Hacker News new | ask | show | jobs
by fxtentacle 2243 days ago
My personal experience with capsule networks is that they didn't work better than a similar number of ungrouped neurons in any case.

If capsules work wonders for you, my first guess would be that you can improve your training of the standard network to make it work equally well.

In general, my hunch is that capsules are still too low level and too much of a local change to make a strong difference.

To give an example, all of the state of the art optical flow AIs are based on building cost volumes and then resolving them. There are edge cases, where one can prove mathematically that reducing the cost volume to a flow direction will make it impossible to produce the correct result. So to make a significant contribution, it doesn't help to use capsules in the feature processing stage, but you need to replace the entire architecture.

1 comments

Thank you. You may be right. To some extent we're all guessing based on our own hunches :-)

FWIW, I've had the most success with EM/Heinsen-type routing algorithms -- that is, those in which each output capsule is generated by a probabilistic model (such as a Gaussian mixture), and the output capsule activates only to the extent its model can explain (i.e., generate) its view of input data better (in some quantifiable manner) than other output capsules. The notion that an output capsule "must explain input data better than other capsules in order to activate" is very appealing to me as a mechanism for inducing per-layer "explainability" in models.

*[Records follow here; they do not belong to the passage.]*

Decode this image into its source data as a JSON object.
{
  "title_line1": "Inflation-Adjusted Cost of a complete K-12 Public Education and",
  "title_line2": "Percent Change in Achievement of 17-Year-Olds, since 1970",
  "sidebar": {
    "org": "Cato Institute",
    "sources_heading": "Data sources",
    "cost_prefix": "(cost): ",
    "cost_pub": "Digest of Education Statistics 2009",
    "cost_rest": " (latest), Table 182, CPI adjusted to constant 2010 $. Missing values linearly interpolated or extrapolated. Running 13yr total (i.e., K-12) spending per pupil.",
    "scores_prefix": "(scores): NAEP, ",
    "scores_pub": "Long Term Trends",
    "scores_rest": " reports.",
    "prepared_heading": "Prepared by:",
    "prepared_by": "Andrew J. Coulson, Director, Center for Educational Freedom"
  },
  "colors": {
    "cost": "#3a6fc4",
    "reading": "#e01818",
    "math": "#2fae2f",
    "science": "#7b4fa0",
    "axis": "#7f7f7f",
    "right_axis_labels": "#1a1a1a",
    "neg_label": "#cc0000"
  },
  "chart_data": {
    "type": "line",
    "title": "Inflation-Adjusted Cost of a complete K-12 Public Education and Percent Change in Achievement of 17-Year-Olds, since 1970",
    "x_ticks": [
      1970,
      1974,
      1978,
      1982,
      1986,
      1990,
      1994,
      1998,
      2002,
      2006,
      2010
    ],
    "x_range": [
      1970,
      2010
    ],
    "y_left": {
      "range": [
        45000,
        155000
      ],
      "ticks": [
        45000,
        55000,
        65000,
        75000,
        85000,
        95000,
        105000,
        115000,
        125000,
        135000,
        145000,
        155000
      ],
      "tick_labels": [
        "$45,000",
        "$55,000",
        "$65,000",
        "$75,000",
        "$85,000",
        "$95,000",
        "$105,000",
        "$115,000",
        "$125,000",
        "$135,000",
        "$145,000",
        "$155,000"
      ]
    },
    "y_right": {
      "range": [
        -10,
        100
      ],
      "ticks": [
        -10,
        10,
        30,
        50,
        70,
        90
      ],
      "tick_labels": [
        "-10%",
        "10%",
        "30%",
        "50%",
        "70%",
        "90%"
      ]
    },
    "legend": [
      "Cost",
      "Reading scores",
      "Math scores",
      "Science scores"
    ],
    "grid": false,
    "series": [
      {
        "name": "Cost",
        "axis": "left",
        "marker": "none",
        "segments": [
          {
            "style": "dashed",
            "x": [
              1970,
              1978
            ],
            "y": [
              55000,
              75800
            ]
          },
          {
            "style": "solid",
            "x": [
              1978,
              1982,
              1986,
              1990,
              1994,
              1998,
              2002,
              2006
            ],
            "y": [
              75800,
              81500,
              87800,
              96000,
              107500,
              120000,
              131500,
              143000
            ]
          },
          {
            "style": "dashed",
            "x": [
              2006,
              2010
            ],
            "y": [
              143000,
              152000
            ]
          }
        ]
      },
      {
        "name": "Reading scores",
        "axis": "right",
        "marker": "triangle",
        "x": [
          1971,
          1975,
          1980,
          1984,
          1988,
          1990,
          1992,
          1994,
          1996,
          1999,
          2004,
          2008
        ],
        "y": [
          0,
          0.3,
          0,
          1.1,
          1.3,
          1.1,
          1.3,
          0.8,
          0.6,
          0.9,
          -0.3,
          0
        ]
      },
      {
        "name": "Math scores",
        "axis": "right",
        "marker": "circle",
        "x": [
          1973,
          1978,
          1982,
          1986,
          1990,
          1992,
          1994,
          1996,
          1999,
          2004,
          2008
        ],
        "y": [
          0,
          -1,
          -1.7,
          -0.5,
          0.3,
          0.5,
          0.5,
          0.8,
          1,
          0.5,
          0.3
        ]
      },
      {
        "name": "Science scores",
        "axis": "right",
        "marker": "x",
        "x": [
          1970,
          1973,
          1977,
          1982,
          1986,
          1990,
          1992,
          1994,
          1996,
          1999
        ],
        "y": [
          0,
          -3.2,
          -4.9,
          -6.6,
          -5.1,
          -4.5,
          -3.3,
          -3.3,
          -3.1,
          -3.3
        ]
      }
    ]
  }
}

In my experience so far, routing tends to work better on top of conventional architectures, e.g., use a ResNet for feature detection and stack two or more routing layers on top for classifying into hidden factors and then into training labels. Also, to get models to converge, I have found it helps to apply a nonlinear transformation to the features and then at least two routing layers on top. (I don't have a good explanation as to why two or more tend to work better than only one.) Finally, I usually feed only the capsule activations to the loss function -- that is, during training I let the capsules themselves "do whatever they want" to learn to explain input data.